Well-known for his fiery style and intimate familiarity with a vast range of jazz and Latin idioms, Grammy winner Michel Camilo has always had a sense of musical adventure, and his third Telarc release is no exception. Critics everywhere have praised the Dominican jazz pianist’s talents as a composer and arranger, but Solo showcases him as a performer. Although Camilo has been honing the concept for seven years, this is his first solo album and marks a major milestone in his career.
“It certainly took me a long time to go into the studio and record this album,” says Camilo. “I wanted it to be a deep personal statement that would reflect some of my musical influences, as well as the exotic colors, textures and nuances which I have been developing into my piano playing for the last several years.”
Produced by Camilo and recorded at Avatar Studios in New York in May 2004 without any overdubs, the 12 tracks on Solo are organized into chapters spotlighting four Brazilian gems (Francis Hime’s “Minha” and “Atrás Da Porta,” along with Antonio Carlos Jobim’s “Luiza” and “Corcovado”), four jazz standards (Ricardel / Evans’ “The Frim Fram Sauce,” Monk’s “‘Round Midnight,” and Gershwin’s “Our Love Is Here To Stay” and “Someone To Watch Over Me”), and three new Camilo originals. The album closes with a reworking of the pianist / composer’s popular “Suntan.”
“I think of this album as a trilogy,” adds Camilo. “The three musical worlds closest to my heart are equally represented, and at the same time each song tells a story that I hope will touch the listener in a special way.”
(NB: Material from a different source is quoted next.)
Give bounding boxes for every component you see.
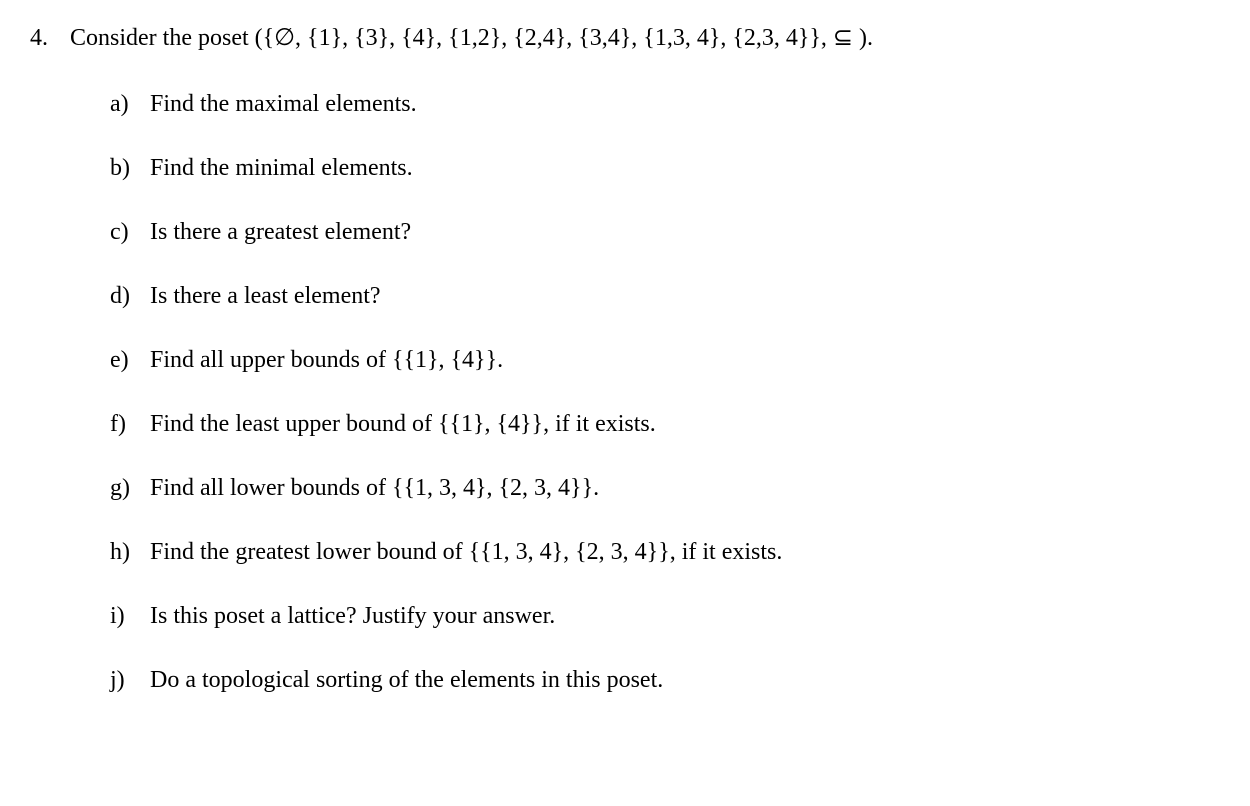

Born in Santo Domingo, Dominican Republic, in 1954, Michel Camilo is one of the most riveting performers in jazz today—as immortalized by his blazing performance in the film Calle 54. Although a jazz player first and foremost, he’s clearly not afraid of developing a reputation as one who breaks the rules.
Camilo is equally renowned as a composer, and artists ranging from Dizzy Gillespie to The Manhattan Transfer have performed his works. His diverse resume includes performances with symphony orchestras, compositions for film, and collaborative projects with musicians like Paquito D’Rivera and pianists Katia and Marielle Labeque. Spain, Camilo’s 2000 Verve release with flamenco guitarist Tomatito, won Best Latin Jazz Album in the first Latin Grammy Awards.
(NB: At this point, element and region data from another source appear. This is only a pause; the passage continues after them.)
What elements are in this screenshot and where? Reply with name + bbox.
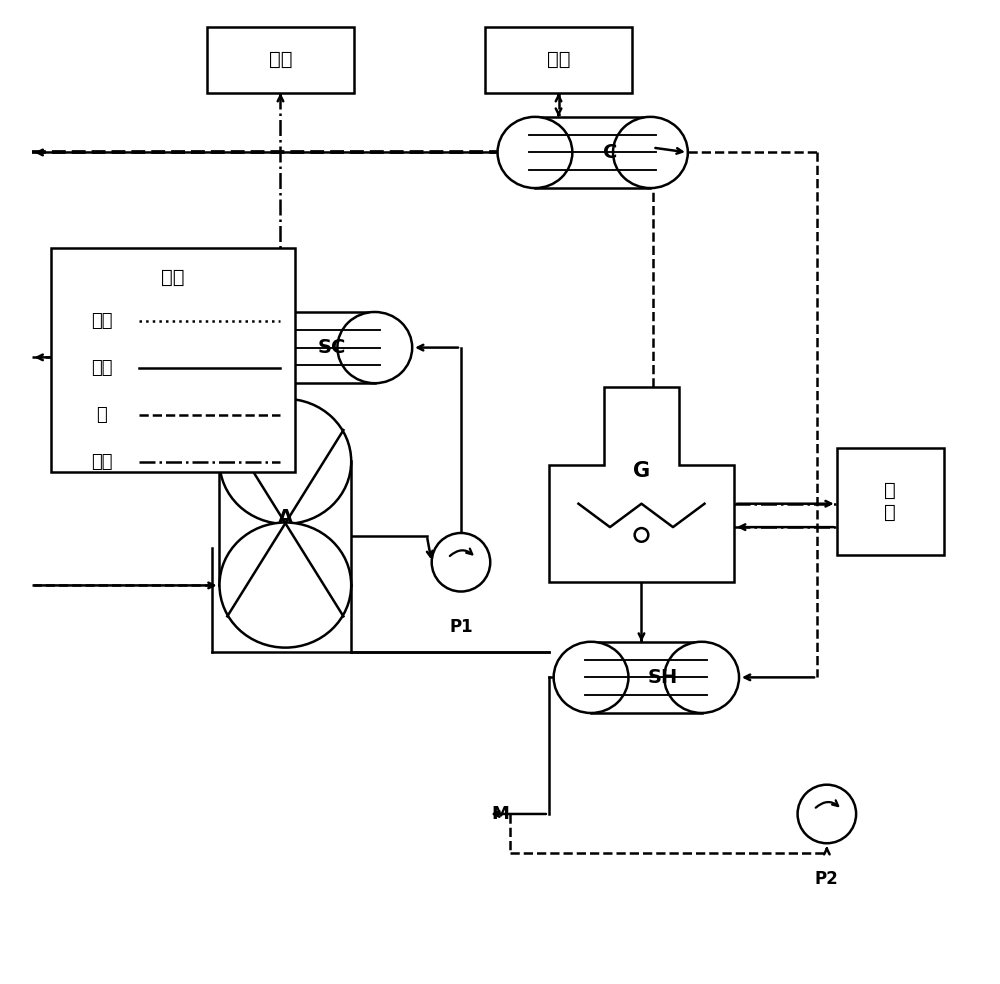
Text: SC: SC (318, 338, 346, 357)
Text: P1: P1 (449, 618, 473, 636)
Ellipse shape (498, 117, 572, 188)
Text: SH: SH (648, 668, 678, 687)
Bar (51, 248, 295, 472)
Text: G: G (633, 461, 650, 480)
Bar (535, 117, 650, 188)
Polygon shape (549, 387, 734, 582)
Ellipse shape (664, 642, 739, 713)
Ellipse shape (219, 399, 351, 523)
Text: M: M (491, 805, 509, 823)
Ellipse shape (337, 312, 412, 383)
Text: P2: P2 (815, 870, 839, 888)
Text: A: A (278, 508, 293, 526)
Bar (591, 642, 702, 713)
Text: C: C (603, 143, 617, 162)
Text: 图例: 图例 (161, 268, 185, 287)
Ellipse shape (217, 312, 292, 383)
Bar (485, 27, 632, 92)
Bar (219, 461, 351, 585)
Bar (207, 27, 354, 92)
Bar (837, 448, 944, 555)
Bar (254, 312, 375, 383)
Text: 热
源: 热 源 (884, 481, 896, 523)
Text: 烟气: 烟气 (91, 312, 113, 331)
Circle shape (432, 533, 490, 591)
Text: 冷源: 冷源 (269, 50, 292, 69)
Ellipse shape (554, 642, 628, 713)
Text: 其他: 其他 (91, 453, 113, 470)
Text: 水: 水 (97, 406, 107, 424)
Ellipse shape (613, 117, 688, 188)
Ellipse shape (219, 523, 351, 647)
Circle shape (798, 784, 856, 843)
Circle shape (635, 528, 648, 542)
Text: 冷源: 冷源 (547, 50, 570, 69)
Text: 溶液: 溶液 (91, 359, 113, 377)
Triangulo, Camilo’s critically acclaimed 2002 Telarc debut with Anthony Jackson on bass and longtime drummer Horacio “El Negro” Hernandez on drums, was nominated for Best Jazz Instrumental Album at the Grammys and Best Latin Jazz Album at the Billboard Latin Music Awards.
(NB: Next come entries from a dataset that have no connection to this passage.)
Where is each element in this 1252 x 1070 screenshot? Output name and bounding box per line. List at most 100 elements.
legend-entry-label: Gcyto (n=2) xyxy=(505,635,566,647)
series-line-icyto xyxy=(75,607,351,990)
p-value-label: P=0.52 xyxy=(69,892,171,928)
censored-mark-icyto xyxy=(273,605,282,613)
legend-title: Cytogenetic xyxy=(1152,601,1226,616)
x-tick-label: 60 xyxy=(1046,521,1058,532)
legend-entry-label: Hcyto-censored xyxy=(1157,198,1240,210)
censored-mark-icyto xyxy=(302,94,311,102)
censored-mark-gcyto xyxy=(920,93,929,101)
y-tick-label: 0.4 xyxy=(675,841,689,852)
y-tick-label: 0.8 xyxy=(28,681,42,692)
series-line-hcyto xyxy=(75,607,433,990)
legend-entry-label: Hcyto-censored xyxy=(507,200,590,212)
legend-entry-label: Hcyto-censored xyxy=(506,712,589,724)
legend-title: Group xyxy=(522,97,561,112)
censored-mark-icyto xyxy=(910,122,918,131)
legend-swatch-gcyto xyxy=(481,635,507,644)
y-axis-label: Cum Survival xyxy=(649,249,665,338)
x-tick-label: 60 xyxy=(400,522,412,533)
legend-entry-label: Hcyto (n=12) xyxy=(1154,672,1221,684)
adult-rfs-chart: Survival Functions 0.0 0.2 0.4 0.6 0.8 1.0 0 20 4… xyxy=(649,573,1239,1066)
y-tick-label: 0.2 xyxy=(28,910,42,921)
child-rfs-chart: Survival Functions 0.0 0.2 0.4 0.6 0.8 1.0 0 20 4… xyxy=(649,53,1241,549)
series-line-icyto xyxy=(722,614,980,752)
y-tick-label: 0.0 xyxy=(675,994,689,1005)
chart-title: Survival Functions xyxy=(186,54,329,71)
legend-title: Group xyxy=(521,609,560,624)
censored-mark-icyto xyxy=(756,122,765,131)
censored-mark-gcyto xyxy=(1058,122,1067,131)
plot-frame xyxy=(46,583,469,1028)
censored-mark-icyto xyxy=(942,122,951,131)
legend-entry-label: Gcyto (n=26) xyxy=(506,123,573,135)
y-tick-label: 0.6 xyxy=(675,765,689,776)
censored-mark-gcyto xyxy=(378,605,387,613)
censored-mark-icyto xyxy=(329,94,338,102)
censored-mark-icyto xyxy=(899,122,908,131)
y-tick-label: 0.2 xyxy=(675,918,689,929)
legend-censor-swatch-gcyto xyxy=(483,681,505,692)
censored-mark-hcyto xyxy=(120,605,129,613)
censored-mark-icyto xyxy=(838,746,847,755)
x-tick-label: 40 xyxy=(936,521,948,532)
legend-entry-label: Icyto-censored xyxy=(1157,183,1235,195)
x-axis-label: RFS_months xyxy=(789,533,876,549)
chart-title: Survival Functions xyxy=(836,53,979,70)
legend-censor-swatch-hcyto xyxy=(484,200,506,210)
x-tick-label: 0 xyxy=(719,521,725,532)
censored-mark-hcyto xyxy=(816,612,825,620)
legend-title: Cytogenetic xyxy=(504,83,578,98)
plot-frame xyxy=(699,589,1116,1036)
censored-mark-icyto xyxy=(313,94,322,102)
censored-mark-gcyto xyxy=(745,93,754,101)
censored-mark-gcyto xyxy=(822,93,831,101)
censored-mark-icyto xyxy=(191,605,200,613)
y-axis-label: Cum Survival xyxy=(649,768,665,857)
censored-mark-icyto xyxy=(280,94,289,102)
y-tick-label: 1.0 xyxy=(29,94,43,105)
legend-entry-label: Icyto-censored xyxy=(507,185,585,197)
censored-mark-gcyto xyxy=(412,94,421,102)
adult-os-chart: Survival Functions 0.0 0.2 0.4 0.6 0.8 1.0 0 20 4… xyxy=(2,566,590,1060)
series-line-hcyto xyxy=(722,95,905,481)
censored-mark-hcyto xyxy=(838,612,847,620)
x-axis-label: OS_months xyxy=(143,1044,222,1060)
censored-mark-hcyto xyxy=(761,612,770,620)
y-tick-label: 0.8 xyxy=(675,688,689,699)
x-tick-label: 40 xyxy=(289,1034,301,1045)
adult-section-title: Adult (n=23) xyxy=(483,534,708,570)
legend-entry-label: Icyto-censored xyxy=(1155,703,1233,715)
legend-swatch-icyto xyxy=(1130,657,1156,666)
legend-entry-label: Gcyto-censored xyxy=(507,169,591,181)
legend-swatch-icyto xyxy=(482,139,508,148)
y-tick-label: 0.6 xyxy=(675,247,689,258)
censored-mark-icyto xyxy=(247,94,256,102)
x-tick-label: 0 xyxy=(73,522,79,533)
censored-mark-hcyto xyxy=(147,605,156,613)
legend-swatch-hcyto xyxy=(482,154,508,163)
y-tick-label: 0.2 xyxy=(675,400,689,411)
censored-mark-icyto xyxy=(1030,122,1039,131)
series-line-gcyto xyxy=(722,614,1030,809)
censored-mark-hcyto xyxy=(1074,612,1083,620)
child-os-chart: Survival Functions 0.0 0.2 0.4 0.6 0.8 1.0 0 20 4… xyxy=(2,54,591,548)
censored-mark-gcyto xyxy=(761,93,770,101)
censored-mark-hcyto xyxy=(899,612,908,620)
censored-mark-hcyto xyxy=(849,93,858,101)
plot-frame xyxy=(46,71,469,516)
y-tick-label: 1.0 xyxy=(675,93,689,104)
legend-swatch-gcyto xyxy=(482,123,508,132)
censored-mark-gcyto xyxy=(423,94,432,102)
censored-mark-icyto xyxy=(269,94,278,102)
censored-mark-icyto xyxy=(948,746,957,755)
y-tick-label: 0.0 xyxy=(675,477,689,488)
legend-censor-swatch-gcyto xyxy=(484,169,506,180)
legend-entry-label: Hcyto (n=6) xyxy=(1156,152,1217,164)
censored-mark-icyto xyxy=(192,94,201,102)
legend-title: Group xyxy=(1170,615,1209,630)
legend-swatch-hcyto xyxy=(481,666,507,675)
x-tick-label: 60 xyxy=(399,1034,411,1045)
Released in 2003, Live at the Blue Note was Camilo’s first live album and his first recording with a Cuban rhythm section. This two-CD set, which scored a Grammy for Best Latin Jazz Album, offered a mix of mostly originals, played with gusto by bassist Charles Flores and drummer Hernandez. In 2004, Camilo won JazzWeek’s Award for Artist of the Year.
Solo, Camilo’s 16th album overall, provides a stunning demonstration of his creativity, transcending technical virtuosity and improvisational vocabulary to convey real emotion.